Memory and Checkpoints

Memory Strategy

Short-term buffer: Retain the last N turns (token-budget aware). Used for immediate coherence.
Conversation summarizer: Rolling summaries compressed every M turns to reduce context size while preserving intent and entities.
Long-term store: Semantic vectors in pgvector/Qdrant keyed by user/session, with metadata (topics, referenced URLs/files, task types), plus user preference embeddings for tone/style. Retrieval pulls top-K plus recency-weighted items.
Entity store: Lightweight table for canonical entities (people, projects, repos) to keep names/pronouns consistent, with user persona facets (tone, verbosity, formality, interests).
Artifacts cache: Links to generated images/meshes and code snippets with fingerprints for reuse.

Definition: A checkpoint is a named snapshot containing: conversation summary, latest user goals, selected entities, retrieved docs, and pending tasks.
Operations:
- save_checkpoint(name, notes?) → pins current snapshot.
- load_checkpoint(name) → restores snapshot into active memory and surfaces notes to the model.
- list_checkpoints() → returns available names + timestamps.
- delete_checkpoint(name) → optional cleanup.
Storage layout: Stored in relational DB rows with JSONB payloads; large docs referenced by vector IDs to avoid duplication.
Client UX: UI exposes a dropdown/command palette to select or save checkpoints; CLI flag --checkpoint <name>. Allow user persona selection (e.g., “concise”, “playful”, “formal”) and manual preference notes to be pinned into checkpoints.

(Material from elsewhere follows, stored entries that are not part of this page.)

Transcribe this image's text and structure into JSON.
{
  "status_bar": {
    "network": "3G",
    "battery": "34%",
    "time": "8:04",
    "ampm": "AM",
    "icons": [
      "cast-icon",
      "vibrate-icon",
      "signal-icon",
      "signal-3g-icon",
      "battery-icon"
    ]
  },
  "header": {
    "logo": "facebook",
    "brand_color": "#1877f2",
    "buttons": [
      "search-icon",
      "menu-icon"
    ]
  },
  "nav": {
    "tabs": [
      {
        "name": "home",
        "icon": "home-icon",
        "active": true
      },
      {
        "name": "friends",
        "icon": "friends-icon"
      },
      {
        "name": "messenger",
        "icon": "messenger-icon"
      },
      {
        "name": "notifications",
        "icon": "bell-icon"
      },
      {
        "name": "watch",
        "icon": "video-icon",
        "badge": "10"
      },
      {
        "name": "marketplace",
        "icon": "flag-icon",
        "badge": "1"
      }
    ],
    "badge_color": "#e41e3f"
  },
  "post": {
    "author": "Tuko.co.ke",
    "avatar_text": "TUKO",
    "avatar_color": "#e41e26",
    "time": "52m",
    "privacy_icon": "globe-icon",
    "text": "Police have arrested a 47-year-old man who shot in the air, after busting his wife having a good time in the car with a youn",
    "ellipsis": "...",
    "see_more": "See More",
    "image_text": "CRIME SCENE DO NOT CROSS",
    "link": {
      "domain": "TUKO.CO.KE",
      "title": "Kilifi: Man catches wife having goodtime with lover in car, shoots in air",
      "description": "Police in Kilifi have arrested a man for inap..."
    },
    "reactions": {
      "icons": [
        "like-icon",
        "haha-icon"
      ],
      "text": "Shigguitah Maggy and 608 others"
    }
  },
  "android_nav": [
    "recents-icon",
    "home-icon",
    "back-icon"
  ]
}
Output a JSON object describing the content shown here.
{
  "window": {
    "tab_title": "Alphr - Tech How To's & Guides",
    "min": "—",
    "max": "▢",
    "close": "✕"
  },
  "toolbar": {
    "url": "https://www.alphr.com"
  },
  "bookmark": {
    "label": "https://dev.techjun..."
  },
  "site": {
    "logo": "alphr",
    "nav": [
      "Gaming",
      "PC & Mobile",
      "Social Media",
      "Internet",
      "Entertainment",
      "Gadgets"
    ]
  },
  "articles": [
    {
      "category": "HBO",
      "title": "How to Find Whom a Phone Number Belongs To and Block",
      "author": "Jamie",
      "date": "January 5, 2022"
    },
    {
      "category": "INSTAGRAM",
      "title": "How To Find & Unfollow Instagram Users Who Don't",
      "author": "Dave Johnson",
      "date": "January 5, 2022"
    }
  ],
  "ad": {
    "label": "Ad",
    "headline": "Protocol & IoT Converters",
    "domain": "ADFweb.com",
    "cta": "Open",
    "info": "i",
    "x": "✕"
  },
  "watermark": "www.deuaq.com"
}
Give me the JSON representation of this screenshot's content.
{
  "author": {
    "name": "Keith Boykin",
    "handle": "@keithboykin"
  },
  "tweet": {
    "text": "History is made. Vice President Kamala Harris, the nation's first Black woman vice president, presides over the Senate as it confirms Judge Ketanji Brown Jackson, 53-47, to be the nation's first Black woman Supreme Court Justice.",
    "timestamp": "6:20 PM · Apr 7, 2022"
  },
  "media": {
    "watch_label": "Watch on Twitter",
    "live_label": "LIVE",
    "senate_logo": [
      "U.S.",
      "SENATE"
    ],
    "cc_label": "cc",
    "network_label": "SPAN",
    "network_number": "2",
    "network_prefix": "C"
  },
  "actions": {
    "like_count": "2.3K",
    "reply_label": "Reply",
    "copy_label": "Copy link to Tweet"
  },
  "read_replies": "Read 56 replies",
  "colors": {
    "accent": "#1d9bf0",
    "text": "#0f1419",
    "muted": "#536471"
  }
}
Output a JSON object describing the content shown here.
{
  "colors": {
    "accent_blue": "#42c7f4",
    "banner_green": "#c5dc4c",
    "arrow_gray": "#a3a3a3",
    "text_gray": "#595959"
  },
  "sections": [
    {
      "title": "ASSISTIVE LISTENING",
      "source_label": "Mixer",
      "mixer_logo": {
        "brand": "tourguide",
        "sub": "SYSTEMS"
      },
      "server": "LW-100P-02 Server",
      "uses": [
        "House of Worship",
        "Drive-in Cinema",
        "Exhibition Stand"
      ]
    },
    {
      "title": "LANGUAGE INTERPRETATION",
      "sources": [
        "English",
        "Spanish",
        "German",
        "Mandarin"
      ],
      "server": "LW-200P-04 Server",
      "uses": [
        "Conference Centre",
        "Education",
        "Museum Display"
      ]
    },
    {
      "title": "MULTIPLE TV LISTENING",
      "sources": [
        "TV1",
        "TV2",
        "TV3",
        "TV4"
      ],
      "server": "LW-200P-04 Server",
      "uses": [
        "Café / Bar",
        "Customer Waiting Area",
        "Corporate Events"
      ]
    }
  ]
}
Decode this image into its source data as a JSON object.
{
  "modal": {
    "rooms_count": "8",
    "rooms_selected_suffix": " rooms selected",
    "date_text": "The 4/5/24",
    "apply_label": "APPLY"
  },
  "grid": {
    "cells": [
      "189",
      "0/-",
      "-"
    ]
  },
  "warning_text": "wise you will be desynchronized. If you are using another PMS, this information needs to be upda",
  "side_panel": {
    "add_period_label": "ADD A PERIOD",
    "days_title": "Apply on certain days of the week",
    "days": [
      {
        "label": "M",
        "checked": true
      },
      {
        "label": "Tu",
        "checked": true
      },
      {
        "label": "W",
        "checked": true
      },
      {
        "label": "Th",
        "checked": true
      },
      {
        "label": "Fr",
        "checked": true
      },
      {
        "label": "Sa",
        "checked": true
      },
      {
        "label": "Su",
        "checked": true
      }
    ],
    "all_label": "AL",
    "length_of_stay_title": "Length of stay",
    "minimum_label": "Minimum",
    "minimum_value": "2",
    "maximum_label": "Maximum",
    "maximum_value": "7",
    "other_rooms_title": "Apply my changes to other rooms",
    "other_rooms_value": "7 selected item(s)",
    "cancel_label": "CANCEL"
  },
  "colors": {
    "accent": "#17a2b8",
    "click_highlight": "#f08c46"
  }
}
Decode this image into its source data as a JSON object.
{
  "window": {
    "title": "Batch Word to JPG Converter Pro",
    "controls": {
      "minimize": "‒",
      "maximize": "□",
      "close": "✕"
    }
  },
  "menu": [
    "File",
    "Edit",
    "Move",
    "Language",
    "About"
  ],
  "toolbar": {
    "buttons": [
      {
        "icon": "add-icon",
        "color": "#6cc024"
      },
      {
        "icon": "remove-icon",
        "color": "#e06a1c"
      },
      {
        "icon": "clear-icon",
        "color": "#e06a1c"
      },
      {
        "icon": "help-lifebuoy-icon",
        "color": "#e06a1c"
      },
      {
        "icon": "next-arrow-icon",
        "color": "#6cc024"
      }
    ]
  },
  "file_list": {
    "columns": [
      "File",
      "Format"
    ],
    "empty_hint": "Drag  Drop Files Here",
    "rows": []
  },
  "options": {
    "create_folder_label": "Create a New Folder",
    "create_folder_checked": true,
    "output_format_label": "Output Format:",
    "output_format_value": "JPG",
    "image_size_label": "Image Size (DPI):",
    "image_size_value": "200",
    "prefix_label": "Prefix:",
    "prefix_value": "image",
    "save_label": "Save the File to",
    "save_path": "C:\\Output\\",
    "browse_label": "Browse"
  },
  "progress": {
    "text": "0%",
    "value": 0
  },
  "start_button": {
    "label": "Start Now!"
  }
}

Decide if external context is required (classifier or heuristic: unknown entities, stale data, news-like queries).
Issue web search via provider; fetch top results with scraper that strips boilerplate and enforces allow/deny lists.
Chunk, embed, and store fetched docs with provenance (URL, title, timestamp).
At response time, merge:
- Short-term buffer
- Rolling summary
- Retrieved docs (RAG)
- Checkpoint snapshot (if provided)
- User preference/persona vectors to steer tone, verbosity, and stylistic choices
Track citations/provenance for transparency in UI.

PostgreSQL for checkpoints, entity store, and metadata; Redis for hot buffers.
Background jobs to age out stale memories, rebuild summaries, and re-embed changed checkpoints.
Multi-tenant isolation: Namespace user/org IDs in vector and relational stores; encrypt sensitive fields at rest.

Memory regression tests: Synthetic dialogs to ensure checkpoint restore injects correct entities/goals.
Latency metrics: Track retrieval + embedding timing; alert on p95 spikes.
Quality probes: Evaluate answers with/without checkpoints to verify uplift.